Nous commençons seulement à réaliser la diversité et l’utilité potentielle des molécules de défense amphibiennes, reptiliennes, botaniques et mammaliennes dans la médecine moderne. À ce titre, les chimistes de synthèse du monde entier continuent de concevoir de nouvelles réactions chimiques et des synthèses qui visent à reproduire ces molécules en laboratoire. En atteignant de tels objectifs, il serait peut-être possible de créer des antidotes pour ces toxines naturelles, ou de développer des méthodes pour modifier leur structure chimique, les transformant de tueurs naturels en thérapeutiques modernes.
Meera Senthilingam
Stephen Wallace du Medical Research Council là-bas, avec la chimie fatale de la batrachotoxine. La semaine prochaine, nous passons des grenouilles aux mollusques et les choses deviennent beaucoup plus colorées.
Hayley Birch
La teinture violette était fabriquée en collectant des centaines – ou potentiellement des milliers – de mollusques et en extrayant d’eux un mucus spécial.

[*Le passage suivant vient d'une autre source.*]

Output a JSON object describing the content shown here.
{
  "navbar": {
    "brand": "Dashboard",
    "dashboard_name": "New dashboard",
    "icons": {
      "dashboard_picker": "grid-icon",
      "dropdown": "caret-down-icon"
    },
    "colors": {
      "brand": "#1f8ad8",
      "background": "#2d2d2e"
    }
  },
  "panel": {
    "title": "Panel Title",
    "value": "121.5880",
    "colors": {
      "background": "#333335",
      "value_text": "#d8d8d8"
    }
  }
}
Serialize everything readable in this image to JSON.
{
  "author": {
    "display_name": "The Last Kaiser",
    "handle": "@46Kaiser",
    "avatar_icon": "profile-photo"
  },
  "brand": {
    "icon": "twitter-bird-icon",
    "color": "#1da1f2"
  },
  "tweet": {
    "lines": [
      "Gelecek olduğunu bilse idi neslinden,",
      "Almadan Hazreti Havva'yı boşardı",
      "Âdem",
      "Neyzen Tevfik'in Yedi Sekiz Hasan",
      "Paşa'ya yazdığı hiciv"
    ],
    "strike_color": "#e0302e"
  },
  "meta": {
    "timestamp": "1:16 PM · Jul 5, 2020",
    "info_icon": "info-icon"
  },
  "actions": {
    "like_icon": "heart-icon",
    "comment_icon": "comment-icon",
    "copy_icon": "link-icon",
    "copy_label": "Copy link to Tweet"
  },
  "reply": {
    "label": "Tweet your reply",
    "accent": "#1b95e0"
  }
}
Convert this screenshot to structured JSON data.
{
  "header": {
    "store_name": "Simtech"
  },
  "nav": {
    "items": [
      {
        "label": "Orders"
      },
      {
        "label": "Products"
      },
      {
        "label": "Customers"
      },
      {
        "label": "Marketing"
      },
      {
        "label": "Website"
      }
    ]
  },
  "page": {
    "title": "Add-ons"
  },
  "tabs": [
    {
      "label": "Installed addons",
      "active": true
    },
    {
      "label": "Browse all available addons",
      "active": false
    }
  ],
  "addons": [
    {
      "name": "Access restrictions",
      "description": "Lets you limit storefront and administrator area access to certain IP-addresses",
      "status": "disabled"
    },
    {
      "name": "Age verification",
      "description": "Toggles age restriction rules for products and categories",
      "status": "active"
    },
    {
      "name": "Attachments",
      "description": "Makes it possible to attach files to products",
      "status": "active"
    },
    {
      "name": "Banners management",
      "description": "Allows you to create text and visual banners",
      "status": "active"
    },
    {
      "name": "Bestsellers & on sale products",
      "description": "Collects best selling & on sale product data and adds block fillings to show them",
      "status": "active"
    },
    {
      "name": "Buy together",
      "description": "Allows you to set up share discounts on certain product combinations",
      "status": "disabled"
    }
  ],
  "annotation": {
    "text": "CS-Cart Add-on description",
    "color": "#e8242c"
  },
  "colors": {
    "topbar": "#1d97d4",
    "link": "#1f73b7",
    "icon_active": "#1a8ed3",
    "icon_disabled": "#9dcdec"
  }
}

Ce mucus était la source d’un composé vert contenant du brome appelé tyriverdine, qui se décomposait à la lumière pour produire du dibromoindigo, ou pourpre tyrien.
Meera Senthilingam
Découvrez comment la chimie de synthèse a changé cette pratique pour nous permettre à tous de nous draper de pourpre en rejoignant Hayley Birch dans la Chimie dans son élément de la semaine prochaine. D’ici là, merci de votre écoute, je suis Meera Senthilingam.